Though each piece was to be based on a consistent shape, each new piece took me further into making the shapes possible in OpenSCAD. Moving ahead also involved learning about how to do “rotations” and “translations,” and accepting that I needed to make compromises because of gaps in my skills. The current version of the chess set isn’t pretty; it’s linear and only some later pieces begin to use variables instead of hard-coded numbers; still I was happy with the result.
By the end of the week, I’d printed a complete blue set, one or two pieces at a time, and ordered some other colors of PLA. The test was printing a full set of 16 pieces all at once in the yellow PLA. Gladly, changing filament colors is straightforward.
Printing the entire yellow set at once worked perfectly and took under five hours, including the warmup, self-leveling process, and automated cooldown sequence! This combination print demonstrates that the open source Cura control software and the LulzBot Mini printer are not limited to one object at a time or to only short-run projects.
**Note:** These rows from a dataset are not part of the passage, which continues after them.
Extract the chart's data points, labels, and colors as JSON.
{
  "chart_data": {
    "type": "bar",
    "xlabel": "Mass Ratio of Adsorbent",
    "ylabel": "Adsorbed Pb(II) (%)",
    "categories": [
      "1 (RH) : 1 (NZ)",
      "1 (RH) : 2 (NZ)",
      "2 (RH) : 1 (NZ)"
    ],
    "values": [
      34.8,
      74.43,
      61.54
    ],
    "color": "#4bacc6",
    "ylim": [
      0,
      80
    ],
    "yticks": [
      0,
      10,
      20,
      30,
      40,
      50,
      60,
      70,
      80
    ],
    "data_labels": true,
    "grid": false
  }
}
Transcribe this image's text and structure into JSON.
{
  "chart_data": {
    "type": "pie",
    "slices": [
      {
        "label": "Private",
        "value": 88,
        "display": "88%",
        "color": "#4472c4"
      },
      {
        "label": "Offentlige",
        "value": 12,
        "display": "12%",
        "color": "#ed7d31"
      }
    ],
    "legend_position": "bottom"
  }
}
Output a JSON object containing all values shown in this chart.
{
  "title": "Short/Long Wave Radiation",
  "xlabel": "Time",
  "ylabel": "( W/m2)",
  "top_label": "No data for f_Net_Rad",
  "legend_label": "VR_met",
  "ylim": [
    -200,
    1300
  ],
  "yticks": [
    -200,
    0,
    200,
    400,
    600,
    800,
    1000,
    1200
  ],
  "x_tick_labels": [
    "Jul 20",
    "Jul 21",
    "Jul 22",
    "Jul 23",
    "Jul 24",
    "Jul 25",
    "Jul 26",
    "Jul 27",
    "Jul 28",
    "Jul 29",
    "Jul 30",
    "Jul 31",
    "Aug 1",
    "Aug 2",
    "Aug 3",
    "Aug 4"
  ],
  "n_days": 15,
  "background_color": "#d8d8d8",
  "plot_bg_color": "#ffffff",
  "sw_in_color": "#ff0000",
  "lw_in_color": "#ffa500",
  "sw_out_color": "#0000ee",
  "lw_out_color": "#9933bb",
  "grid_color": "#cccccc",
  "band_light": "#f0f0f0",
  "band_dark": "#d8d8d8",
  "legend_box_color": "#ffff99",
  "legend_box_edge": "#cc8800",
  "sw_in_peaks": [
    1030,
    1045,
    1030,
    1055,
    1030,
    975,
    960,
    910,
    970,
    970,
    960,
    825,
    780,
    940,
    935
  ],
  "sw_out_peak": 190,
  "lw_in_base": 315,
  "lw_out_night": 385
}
Additionally, from this project, I learned that the part of the printing process using Cura, which is a GUI program, is very simple. Coding a new design is what takes time, unless you’ve decided to start by downloading designs by other people. Once you get the final code output loaded into Cura, starting the print is really just a simple click of a couple of on-screen buttons. Then, the Lulzbot Mini whirs, hums, and buzzes to begin its paces.
When my son saw the photo, he commented that the color choices were just right, considering our family’s Swedish background.
Lots of 3D printing in 2017
Opensource.com and LulzBot have given me a new hobby, and I’m planning to make the most of it. Going forward, I’ll post my designs and notes to a 3D thing repository.
Is Thingiverse the best choice? Do you have suggestions for things to print? Or other things to try with my new printer?